Environmental protection wasn’t always a partisan issue in Maine. Going back to the 1960s, politicians like former Republican legislators Harry Richardson and Horace Hildreth helped write the laws that cleaned up Maine’s rivers, removed toxic waste and improved air quality.

Programs like Land for Maine’s Future have been successful and popular with Mainers of all political stripes.

But consensus has not been the norm, and too often in recent years environmental arguments have broken down along partisan lines.

Maine’s regulatory regime and environmental activism have been the target of criticism from business interests and have been the subject of numerous political attacks during the recent election. Some of them were off the mark.

For instance, the Maine Yankee nuclear power plant was not shut down by environmentalists, as some candidates have claimed. It was shut down by its owners, who did not want to pay for the repairs needed to extend its life.

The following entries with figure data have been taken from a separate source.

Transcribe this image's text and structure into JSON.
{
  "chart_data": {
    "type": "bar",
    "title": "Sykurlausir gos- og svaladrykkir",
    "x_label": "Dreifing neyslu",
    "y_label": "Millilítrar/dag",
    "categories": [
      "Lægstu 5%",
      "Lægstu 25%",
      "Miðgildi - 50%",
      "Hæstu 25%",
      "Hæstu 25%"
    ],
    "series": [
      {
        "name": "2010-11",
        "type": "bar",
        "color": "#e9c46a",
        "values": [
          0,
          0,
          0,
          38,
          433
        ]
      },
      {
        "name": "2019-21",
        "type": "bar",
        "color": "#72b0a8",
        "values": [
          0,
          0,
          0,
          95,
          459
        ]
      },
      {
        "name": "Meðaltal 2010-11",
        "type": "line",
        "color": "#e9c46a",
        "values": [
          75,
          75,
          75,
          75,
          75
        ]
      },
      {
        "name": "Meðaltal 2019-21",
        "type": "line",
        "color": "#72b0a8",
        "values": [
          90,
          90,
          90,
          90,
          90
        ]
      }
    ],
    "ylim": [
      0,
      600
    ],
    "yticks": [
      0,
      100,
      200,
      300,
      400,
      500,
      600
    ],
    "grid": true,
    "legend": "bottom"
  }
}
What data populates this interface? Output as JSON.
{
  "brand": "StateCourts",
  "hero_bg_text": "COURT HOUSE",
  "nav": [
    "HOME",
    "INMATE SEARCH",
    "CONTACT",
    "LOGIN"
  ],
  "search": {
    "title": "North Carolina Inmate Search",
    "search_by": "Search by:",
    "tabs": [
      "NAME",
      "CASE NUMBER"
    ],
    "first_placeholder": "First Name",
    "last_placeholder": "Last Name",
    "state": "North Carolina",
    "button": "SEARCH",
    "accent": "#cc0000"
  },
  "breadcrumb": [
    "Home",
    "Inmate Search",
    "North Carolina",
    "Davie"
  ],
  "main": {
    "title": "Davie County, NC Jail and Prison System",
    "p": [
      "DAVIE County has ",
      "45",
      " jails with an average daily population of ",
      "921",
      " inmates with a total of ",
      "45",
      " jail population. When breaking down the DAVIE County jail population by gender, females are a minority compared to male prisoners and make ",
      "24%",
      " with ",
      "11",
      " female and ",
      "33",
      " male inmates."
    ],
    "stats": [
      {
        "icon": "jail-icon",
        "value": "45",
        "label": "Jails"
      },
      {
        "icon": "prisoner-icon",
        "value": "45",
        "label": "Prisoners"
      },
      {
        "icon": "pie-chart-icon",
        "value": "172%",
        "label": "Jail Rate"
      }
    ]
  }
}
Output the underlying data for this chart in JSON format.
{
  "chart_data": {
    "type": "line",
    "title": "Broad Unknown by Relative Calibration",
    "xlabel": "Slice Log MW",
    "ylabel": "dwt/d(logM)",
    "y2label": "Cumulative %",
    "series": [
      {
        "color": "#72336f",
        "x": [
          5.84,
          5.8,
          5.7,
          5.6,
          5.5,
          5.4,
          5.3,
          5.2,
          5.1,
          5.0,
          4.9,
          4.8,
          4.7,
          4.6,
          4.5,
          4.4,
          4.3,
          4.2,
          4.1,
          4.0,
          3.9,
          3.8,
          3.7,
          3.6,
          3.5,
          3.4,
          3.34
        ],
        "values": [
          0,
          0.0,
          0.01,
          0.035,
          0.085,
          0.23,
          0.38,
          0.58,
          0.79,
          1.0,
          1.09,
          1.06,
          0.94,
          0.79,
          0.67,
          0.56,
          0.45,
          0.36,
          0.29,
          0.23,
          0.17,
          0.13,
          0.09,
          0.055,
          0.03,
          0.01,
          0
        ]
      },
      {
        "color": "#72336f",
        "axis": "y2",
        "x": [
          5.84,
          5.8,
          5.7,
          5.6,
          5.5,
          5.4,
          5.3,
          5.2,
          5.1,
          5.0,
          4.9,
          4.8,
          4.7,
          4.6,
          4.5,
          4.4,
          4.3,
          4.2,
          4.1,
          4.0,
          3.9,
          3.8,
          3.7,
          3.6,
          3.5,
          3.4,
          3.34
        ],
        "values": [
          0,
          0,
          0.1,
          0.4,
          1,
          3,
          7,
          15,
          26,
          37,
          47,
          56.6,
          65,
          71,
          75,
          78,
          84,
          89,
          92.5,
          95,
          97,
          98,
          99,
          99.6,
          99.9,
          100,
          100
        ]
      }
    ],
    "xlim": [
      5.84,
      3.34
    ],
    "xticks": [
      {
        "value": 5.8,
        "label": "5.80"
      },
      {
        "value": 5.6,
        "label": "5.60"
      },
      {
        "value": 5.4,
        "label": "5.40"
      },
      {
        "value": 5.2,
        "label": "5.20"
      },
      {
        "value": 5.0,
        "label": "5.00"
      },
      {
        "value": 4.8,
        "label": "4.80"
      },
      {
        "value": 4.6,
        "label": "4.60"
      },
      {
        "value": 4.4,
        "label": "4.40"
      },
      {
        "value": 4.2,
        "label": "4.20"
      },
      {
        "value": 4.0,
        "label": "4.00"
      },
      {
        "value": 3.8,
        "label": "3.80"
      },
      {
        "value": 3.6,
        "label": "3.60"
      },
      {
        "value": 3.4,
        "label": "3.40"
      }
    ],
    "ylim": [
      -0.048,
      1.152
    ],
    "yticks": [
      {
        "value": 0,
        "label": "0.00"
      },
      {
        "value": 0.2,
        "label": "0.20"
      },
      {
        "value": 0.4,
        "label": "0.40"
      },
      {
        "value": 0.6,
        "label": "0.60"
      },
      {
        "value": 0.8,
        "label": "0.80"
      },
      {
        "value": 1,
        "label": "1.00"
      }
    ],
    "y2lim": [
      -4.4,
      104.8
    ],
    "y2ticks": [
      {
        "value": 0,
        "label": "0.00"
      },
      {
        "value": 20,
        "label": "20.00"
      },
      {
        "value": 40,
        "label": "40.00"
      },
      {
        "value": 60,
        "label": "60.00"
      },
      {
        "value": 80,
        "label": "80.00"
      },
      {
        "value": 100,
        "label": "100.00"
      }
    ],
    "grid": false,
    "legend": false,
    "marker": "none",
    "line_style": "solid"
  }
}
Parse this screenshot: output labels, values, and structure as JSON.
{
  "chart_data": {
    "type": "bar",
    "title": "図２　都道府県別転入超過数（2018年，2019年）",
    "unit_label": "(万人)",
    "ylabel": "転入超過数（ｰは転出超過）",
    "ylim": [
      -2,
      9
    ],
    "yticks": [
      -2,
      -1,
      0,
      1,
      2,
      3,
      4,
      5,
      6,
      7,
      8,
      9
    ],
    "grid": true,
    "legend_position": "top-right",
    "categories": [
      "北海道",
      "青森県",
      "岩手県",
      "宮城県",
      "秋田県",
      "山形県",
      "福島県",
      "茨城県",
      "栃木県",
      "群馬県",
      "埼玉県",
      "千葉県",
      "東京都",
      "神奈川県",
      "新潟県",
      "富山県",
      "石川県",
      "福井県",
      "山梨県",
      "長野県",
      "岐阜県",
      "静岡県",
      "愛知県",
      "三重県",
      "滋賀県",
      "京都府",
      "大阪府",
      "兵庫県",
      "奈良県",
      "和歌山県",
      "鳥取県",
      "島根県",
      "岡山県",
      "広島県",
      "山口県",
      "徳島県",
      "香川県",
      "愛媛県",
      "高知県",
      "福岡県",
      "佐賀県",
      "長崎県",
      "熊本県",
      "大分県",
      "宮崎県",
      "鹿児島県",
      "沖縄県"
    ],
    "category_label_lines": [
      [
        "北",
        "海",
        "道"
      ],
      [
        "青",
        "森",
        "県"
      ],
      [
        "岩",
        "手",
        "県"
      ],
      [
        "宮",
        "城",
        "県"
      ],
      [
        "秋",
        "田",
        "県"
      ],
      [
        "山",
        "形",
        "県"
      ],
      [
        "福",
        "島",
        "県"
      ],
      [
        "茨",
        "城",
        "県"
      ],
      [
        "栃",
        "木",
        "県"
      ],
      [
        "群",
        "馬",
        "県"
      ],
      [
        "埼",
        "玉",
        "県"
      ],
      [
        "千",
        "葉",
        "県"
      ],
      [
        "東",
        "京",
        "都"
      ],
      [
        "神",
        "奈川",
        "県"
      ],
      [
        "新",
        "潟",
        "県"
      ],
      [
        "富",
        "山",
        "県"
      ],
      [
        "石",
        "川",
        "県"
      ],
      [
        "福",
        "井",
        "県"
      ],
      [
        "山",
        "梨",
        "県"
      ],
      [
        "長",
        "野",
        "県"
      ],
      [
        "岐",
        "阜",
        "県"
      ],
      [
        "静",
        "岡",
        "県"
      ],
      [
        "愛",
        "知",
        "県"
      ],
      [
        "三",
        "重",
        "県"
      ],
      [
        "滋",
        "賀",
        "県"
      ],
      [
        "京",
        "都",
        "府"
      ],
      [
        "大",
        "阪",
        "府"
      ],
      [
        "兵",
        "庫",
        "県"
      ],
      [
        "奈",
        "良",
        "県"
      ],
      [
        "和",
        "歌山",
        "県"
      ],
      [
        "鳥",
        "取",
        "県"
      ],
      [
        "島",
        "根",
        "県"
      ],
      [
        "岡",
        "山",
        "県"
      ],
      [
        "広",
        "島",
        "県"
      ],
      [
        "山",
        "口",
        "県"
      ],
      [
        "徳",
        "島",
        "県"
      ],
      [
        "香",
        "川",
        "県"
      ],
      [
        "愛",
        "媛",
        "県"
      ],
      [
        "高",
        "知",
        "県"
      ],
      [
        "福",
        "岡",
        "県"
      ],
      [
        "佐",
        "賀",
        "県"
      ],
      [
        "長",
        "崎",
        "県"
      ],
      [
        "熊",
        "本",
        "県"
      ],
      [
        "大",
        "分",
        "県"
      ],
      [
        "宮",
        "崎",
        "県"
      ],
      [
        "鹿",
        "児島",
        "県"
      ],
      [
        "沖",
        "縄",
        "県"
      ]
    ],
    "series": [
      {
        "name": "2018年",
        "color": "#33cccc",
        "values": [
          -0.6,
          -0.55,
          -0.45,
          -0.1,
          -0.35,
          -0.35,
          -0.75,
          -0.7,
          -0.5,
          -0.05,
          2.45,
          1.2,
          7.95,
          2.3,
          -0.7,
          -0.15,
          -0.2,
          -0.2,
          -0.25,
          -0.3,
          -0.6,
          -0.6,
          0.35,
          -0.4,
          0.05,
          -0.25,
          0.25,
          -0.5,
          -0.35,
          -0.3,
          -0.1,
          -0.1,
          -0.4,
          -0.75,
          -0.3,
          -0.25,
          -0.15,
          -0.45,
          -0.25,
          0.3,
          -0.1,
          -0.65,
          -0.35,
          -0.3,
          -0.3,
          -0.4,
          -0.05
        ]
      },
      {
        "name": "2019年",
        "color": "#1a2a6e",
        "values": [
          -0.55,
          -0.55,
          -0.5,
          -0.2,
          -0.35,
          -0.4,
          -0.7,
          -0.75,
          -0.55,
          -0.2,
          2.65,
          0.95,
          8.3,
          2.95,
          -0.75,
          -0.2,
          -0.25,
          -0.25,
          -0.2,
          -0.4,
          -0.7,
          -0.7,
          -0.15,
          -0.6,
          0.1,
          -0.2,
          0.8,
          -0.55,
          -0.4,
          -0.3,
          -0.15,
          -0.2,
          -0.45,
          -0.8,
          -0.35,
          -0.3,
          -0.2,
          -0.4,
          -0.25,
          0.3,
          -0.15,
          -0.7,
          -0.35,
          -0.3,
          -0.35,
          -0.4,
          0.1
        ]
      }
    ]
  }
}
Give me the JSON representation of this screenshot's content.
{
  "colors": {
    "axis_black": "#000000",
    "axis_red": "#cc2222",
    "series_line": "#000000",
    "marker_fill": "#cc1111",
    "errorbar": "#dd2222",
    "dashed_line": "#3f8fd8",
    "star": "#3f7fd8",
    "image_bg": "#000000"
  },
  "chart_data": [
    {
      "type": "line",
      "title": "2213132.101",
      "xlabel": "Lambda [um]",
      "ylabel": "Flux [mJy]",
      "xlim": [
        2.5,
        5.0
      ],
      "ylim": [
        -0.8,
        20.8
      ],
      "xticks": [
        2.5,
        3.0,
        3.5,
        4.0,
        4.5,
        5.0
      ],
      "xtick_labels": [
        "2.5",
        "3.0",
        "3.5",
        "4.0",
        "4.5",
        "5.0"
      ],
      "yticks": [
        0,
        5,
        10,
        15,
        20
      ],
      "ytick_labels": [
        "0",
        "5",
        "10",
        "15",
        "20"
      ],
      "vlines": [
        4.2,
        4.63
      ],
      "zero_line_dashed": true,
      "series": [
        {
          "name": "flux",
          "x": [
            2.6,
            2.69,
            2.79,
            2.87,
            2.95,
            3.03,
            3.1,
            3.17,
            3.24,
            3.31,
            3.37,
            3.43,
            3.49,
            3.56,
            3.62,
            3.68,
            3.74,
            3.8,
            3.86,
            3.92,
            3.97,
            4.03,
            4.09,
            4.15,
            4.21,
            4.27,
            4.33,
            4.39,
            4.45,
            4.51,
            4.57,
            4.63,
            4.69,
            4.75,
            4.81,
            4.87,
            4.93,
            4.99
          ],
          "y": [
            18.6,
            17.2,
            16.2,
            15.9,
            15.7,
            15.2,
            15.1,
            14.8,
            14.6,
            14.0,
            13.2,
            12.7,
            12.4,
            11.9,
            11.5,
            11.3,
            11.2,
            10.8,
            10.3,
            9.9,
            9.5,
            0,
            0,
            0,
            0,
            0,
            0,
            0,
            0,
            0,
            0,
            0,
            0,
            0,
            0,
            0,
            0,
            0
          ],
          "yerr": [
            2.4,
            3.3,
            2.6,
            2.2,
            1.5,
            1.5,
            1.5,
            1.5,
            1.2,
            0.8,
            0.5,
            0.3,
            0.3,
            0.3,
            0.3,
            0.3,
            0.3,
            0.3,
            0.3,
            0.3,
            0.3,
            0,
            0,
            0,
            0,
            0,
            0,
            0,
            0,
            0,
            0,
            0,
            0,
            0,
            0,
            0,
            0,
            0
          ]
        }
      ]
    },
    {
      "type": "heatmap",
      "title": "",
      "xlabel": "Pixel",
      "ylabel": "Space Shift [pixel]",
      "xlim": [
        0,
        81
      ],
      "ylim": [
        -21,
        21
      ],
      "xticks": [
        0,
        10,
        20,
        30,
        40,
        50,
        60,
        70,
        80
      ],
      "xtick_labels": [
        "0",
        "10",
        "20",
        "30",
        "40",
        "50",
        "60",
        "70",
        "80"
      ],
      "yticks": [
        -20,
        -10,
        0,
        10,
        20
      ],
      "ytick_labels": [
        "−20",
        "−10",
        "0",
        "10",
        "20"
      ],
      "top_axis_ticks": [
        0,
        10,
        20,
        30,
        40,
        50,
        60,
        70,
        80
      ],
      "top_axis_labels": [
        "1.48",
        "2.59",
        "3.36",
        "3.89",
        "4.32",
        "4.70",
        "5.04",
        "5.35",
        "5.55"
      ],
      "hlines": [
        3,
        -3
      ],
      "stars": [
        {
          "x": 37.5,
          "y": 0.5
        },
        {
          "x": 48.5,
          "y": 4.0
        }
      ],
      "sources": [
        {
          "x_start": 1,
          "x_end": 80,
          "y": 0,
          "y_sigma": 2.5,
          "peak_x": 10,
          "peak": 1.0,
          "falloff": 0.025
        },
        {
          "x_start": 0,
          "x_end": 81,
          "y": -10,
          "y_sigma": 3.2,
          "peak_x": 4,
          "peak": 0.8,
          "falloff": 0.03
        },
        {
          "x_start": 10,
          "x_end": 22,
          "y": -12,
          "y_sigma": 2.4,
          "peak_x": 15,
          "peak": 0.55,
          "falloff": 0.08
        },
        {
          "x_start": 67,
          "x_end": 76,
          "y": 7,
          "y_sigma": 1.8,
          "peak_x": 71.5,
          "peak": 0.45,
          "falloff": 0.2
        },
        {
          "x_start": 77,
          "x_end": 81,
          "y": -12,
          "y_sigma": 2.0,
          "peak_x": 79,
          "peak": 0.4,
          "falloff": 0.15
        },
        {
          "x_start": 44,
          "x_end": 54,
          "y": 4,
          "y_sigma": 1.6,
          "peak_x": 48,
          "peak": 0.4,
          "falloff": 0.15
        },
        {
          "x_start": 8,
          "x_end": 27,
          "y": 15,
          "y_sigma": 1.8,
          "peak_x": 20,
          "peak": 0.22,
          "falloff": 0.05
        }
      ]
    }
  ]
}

And the paper industry has not been driven out of Maine by environmental standards.

The industry produces as much paper as it ever did, albeit with far fewer workers due to more efficient technology. That proves that industry and environmental protection can exist together.

But all the criticism of Maine’s regulatory climate is not misguided. Over-regulation was ranked with high health care and energy costs as a top impediment to doing business in Maine in a recent survey — ahead of high taxes as a cause of concern.

The length of time it takes to reach a decision is as much problem as the rules themselves. As a developer once said, “I didn’t mind that they said ‘no,’ I just wish it was $1 million sooner.”

There is still room for bipartisan consensus on the goals of environmental protection, even when there is disagreement over the methods best employed to achieve them.

Gov.-elect Paul LePage and a Republican-led Legislature have an opportunity to make progress on these issues.

That can happen if they can assure the public that they will not sacrifice Maine’s clean air, water and open space that are necessary for traditional Maine industries like farming, fishing, forestry and tourism as well as the health and quality of life for its residents.

The election shows that Mainers are ready to make some changes in the way the environment is protected. It will take work from all sides to make sure that these changes are consistent with Maine values.